Amount of seladin-1 mRNA, assessed by real-time RT-PCR, in untreated control FNC cells (C), in cells treated with 1 nM 17β-estradiol (17βE2), 1 nM tamoxifen (TMX) or raloxifene (Ral) (1–100 nM).

Notes: *p < 0.05 vs control cells (C) value (112 ± 2.26 fg/μg total RNA, mean ± SE), considered as 100%. Modified with permission from Benvenuti S, Luciani P, Vannelli GB, et al 2005. Estrogen and SERMs exert neuroprotective effects and stimulate the expression of seladin-1, a recently discovered anti-apoptotic gene, in human neuroblast long-term cell cultures. J Clin Endocrinol Metab, 90:1775–82.

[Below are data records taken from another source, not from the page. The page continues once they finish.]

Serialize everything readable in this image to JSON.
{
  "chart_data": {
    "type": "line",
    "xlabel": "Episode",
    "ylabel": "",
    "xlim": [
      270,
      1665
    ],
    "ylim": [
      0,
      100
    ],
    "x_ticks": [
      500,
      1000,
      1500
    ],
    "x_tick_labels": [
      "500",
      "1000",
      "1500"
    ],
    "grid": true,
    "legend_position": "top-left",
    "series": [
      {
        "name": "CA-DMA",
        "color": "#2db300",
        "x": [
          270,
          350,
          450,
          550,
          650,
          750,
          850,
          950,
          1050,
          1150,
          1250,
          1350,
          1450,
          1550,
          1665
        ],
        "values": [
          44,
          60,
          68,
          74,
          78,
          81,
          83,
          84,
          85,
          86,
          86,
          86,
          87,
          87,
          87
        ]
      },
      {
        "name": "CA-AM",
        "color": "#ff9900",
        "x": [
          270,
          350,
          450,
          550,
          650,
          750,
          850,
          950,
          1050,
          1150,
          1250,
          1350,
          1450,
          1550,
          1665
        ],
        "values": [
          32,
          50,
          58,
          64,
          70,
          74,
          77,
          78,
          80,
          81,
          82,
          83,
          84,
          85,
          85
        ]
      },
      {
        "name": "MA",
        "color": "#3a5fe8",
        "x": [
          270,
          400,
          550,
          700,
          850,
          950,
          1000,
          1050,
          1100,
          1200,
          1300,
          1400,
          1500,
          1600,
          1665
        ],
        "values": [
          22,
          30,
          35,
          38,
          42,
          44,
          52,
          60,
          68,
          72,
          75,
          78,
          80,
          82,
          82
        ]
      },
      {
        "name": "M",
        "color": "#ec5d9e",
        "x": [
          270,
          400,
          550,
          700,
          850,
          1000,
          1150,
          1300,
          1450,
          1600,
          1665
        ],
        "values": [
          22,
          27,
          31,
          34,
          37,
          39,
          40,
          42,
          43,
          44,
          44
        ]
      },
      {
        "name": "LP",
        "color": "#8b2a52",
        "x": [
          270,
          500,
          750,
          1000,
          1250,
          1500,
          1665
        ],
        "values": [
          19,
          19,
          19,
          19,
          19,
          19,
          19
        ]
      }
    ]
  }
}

This hypothesis was supported by very recent additional findings. In fact, we demonstrated that, upon silencing seladin-1 expression by small interfering RNA methodology, the protective effect against β-amyloid and oxidative stress toxicity exerted by 17β-estradiol was lost. Furthermore, a computer-assisted analysis revealed the presence of half-palindromic estrogen responsive elements (EREs) upstream the coding region of the seladin-1 gene. A region spanning around 1500 bp was cloned in a luciferase reporter vector, which was transiently co-transfected with the estrogen receptor α in CHO cells. The exposure to 17β-estradiol, as well as to raloxifene and tamoxifen increased luciferase activity, thus suggesting a functional role for the half EREs of the seladin-1 gene (Luciani et al 2008). Admittedly, these data provide a direct demonstration that seladin-1 is a fundamental mediator of the neuroprotective effects of estrogen.

Conclusions

ER-mediated neuroprotection has been assessed by a number of studies and justifies the attempts that have been proposed to prevent of treat AD with estrogen or SERMs. The partially disappointing results from previous clinical trials may have been determined by several confounding factors, such as the rather advanced age of the patients, the cognitive function at baseline, the presence of pre-existing risk factors and the progestogen used. Our data reinforce the role of estrogen as a protective factor for the brain and address seladin-1 as a mediator of this effect. Thus, we feel that further trials involving estrogen or SERMs in neuroprotection may be encouraged, provided that the patients are carefully selected and the treatment regimen is appropriately chosen.